Comma-separated values mean “any of”:

curl "http://localhost:3000/api/v1/issues?status=todo,in_progress,in_review"

Some resources expose convenience aliases — /issues?assignee=@me resolves to the calling user’s ID. Anything more complex (boolean expressions, JMESPath) lives client-side: fetch with rough filters, refine in your code.

Sorting

sort query param accepts field or -field (descending):

curl "http://localhost:3000/api/v1/issues?sort=-updatedAt"

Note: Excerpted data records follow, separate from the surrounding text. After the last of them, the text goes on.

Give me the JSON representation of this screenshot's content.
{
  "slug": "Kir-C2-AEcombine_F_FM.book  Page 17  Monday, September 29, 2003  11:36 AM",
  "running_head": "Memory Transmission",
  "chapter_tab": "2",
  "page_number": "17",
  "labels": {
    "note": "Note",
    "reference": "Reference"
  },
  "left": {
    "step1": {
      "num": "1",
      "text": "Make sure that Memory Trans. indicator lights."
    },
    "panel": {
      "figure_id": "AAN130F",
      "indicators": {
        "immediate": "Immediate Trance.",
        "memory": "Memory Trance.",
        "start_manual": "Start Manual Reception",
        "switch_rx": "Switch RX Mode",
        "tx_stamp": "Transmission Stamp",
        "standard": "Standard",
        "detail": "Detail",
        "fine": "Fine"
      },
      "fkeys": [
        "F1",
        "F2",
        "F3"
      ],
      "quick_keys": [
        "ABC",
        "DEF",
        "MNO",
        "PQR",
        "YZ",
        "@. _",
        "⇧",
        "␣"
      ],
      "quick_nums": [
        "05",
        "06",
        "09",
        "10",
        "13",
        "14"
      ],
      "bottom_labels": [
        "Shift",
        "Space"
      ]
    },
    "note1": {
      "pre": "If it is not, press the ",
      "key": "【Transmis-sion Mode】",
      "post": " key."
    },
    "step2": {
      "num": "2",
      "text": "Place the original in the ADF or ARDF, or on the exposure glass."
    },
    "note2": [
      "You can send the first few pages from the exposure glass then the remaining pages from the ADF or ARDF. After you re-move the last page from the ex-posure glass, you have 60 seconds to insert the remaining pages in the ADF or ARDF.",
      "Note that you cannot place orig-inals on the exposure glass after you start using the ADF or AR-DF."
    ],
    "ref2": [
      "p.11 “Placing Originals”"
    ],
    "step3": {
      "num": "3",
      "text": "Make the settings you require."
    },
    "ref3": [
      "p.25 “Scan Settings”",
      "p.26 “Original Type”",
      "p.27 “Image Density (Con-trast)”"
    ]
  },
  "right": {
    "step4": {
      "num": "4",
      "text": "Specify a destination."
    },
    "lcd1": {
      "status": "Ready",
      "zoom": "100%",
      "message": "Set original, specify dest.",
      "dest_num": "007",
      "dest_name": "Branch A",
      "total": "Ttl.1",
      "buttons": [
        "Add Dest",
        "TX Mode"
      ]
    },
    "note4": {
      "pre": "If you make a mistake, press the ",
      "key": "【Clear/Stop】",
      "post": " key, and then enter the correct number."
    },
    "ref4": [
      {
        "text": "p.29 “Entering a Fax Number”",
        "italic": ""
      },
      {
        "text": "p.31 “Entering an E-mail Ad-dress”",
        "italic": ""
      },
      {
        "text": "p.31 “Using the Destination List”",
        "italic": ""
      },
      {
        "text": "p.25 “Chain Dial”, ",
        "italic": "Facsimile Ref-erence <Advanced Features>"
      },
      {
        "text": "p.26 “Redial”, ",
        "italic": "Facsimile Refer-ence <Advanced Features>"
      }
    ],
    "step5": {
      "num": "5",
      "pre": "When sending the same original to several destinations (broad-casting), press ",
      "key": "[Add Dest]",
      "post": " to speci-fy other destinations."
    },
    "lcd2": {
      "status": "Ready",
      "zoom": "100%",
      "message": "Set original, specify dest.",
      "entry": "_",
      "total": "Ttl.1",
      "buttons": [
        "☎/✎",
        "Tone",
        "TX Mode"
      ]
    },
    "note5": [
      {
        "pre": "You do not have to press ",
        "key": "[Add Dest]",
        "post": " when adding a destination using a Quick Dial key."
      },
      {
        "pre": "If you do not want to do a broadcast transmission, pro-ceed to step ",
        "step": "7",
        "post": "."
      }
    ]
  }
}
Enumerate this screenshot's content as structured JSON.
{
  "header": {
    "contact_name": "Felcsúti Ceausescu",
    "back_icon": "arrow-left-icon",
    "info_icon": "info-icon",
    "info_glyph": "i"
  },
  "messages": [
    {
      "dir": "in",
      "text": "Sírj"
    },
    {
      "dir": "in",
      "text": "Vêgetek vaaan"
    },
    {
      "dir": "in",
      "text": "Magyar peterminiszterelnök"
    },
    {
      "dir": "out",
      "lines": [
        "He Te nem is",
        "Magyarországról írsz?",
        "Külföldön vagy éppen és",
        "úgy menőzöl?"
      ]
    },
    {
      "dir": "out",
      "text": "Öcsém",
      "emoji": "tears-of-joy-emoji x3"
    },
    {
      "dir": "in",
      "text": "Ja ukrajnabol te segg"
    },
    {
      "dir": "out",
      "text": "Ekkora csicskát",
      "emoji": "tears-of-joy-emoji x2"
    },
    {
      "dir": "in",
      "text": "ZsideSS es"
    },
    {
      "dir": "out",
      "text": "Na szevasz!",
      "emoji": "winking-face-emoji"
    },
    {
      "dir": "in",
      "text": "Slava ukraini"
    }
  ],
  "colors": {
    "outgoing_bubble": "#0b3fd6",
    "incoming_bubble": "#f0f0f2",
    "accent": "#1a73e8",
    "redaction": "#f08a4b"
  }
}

Multi-key sort uses comma separation: ?sort=-priority,createdAt (priority desc, then createdAt asc). Available sort keys vary per resource — id, createdAt, updatedAt are universal.

Soft delete

Most “deletes” are soft — the row is marked deleted but retained for audit and updatedSince-based sync. Re-creating with the same name will fail with 409 until the soft-deleted row is purged. To hard-delete, pass ?purge=true (admins only).

The exceptions:

  • Comments, time entries, labels — hard-deleted (they’re cheap and frequent)
  • PR/issue auto-closes — set state to closed/done, don’t delete the row
  • Soft-deleted projects — visible in archived lists and excluded from default queries

Tenant isolation

Every table is scoped to an org via the orgId column and PostgreSQL RLS (migration_multitenancy.go). The middleware sets the org context based on the token’s claims; queries can’t cross orgs even with explicit WHERE clauses. A 404 for a resource you don’t own org-side is intentional — you’d otherwise leak existence by getting 403 instead.

Timestamps

ISO-8601 with timezone, always:

2026-05-05T14:30:45Z

The server stores TIMESTAMPTZ; clients should send and parse the same. Date-only fields (issue dueDate, sprint startDate) are YYYY-MM-DD.

IDs

All IDs are strings with a typed prefix:

PrefixResource
org_Organization
user_User
team_Team
proj_Project
iss_Issue (also <TEAM>-<number> for human display)
wf_ / exec_Workflow / execution
agent_ / agexec_Agent / agent execution
tok_PAT
int_Integration
wh_Webhook
evt_Platform event

The forge uses <owner>/<repo> slugs as the identifier in URLs (e.g. /api/v1/forge/acme/api-server/pulls/42). PR and release asset numeric IDs are int64 for backward compatibility, but the slug is the canonical handle.